上場してからまだ年数が少ない企業の中にも優秀なところがたくさんあります。上場したばかりの頃はどこも売買高も多く株価が高いのですが、投資していくには最適ですから、どういう事業を行なっているかしっかり見ていくといいです。オイシックスも2013年の3月に上場したばかりです。野菜をネット通販する企業ですが、主婦などを会員とし、契約した農家から野菜を届けるというビジネスモデルで大変注目されています。上場以来、定期的に宅配のサービスを受ける会員は一気に増え、単に野菜を配達するだけではなく、食材という形にしたことで人気が出ました。この時期はスマートフォンの利用者が急に増えた時期でもありますが、サイトもうまく改善して成功しました。またこの時期、提携していました最大手宅配便会社が運送費を値上げするというタイミングにもなりましたが、配達センターを増やすことで乗り切りました。2015年の夏には、野菜の価格自体が高騰しました。この際オイシックスは、意図的に不揃い品などの安いものを集めて対応しました。
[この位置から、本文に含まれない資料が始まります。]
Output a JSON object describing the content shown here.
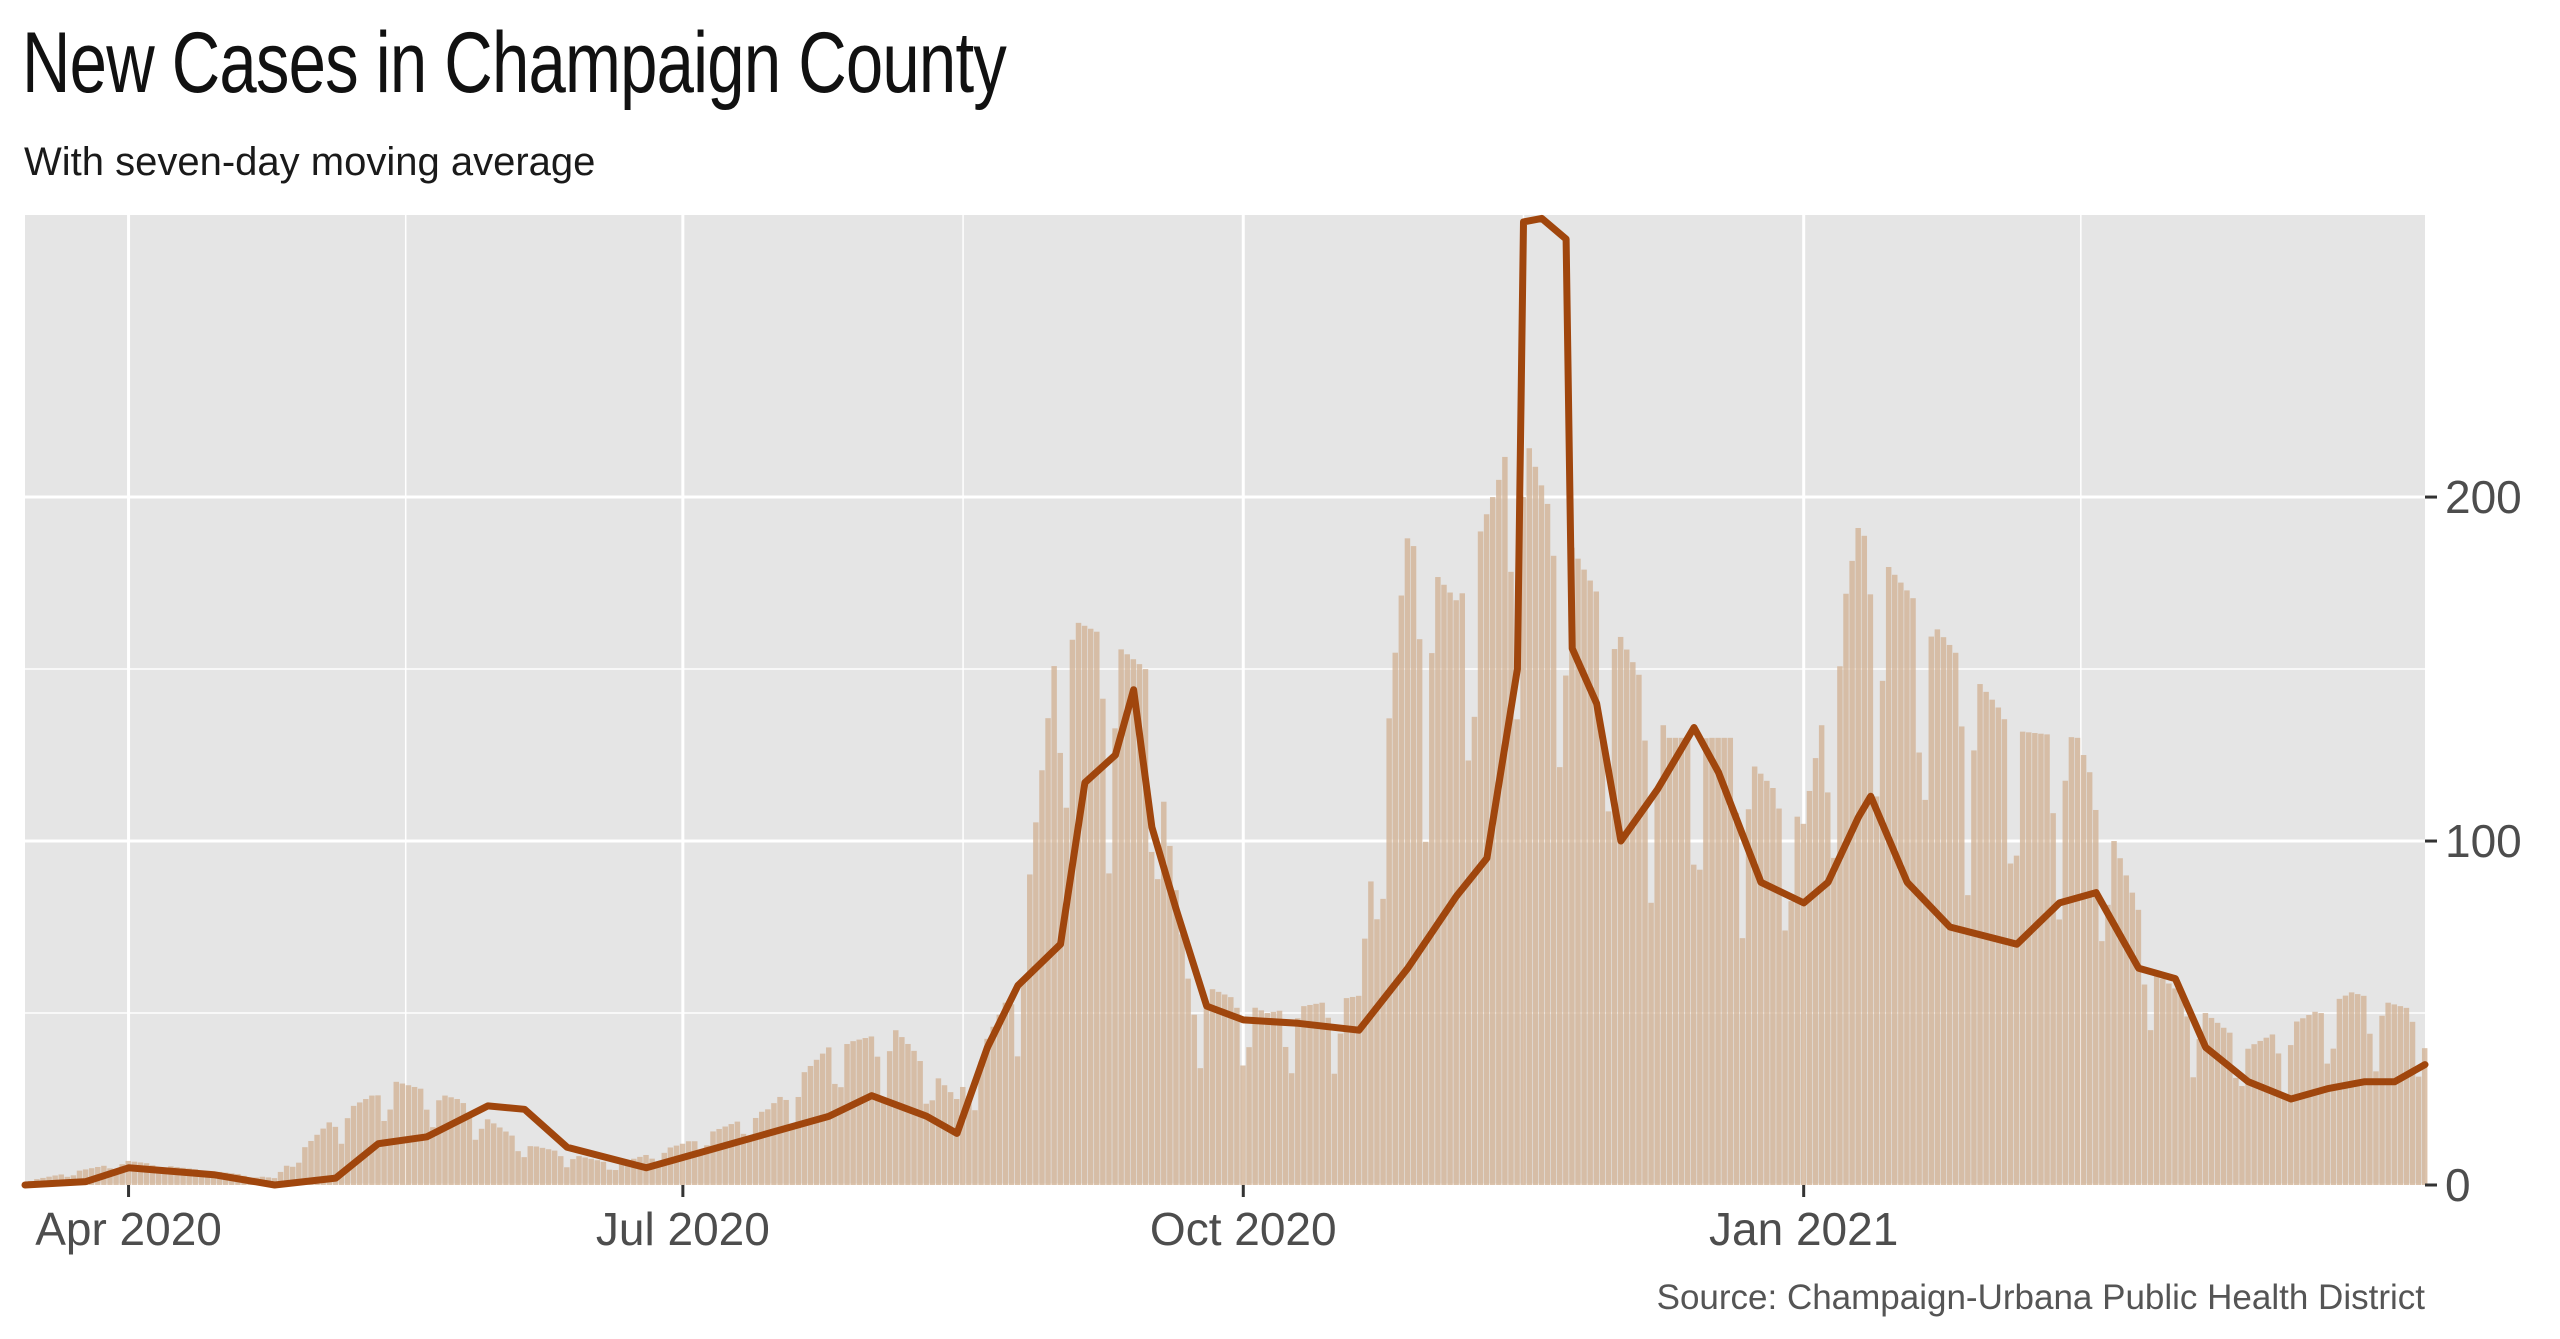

このように、オイシックスは事態に変化があるたびに適切に乗り越えたために、企業としてたいへん評価が高くなっています。最近はますますスマートフォンの普及が進んでいますので、さらに使い勝手が良いようにアプリも改善されました。また、そもそも女性の利用者が多いのですが、さらにニーズに応えるため、例えば今年から妊娠・産後の女性向け食品サービスというのを開始しました。それぞれどういう食品が身体に良いかを研究し、それに合わせたメニューでの献立を用意したわけです。もともと、働く女性向けのサービスは設けていますが、今後はますます細かいニーズに対応していくと思われます。上場してまだ日が浅いオイシックスですが、需要に合わせたビジネスモデルで、株価もまた上昇していくと考えられます。

三菱自動車やNTNへ投資するには販売台数に注目

三菱自動車は日本有数の自動車メーカーで、世界でもトップクラスの販売量を誇る名門です。海外でも技術に対して評価が高く、世界中で生産、販売をしていますので、逆に言えば海外の好不況が売上数に直結するところがあります。近年では東南アジアに力を入れていましたが、新車の販売数は増加していません。そもそも新興国全体的に経済が低迷気味ですから、その影響があります。アメリカでは、不採算状態が改善されないとして工場を閉鎖しました。アメリカの分を東南アジアでカバーするという方針でしたので、そちらが好調になるのを待つ状態です。中国、ロシアでも販売数は上がっていません。欧米では好調で、売り上げは堅調ですが、ユーロ安の問題があります。また、日本国内でも、増税の影響で軽自動車の販売数が苦労中です。現在三菱自動車は、同じ系列の銀行や商社などの支援下にあります。しかし、三菱自動車はもともと技術力にすぐれていますから、新しい車種には注目が集まっています。例えば、スポーツ用多目的車や電気自動車などです。現在はこれらの開発に全力を挙げていますので、現在の株価も上昇が期待できます。グループ全体としての経営は安定していますから、投資を考えるには向いています。NTNは自動車のベアリングなどの部品大手です。国内外のさまざまな車メーカーに製品を納入していますが、大株主として三菱自動車系列の銀行や信託銀行も参加していますので、三菱自動車の今後の販売台数が経営に関係してきます。なおNTNでは飛行機の部品などにも参入中です。自動車部品会社への投資を考える場合は、納入しているメーカーはどういうところか、そこの販売景気はどうか、なども合わせて考えるのが大事です。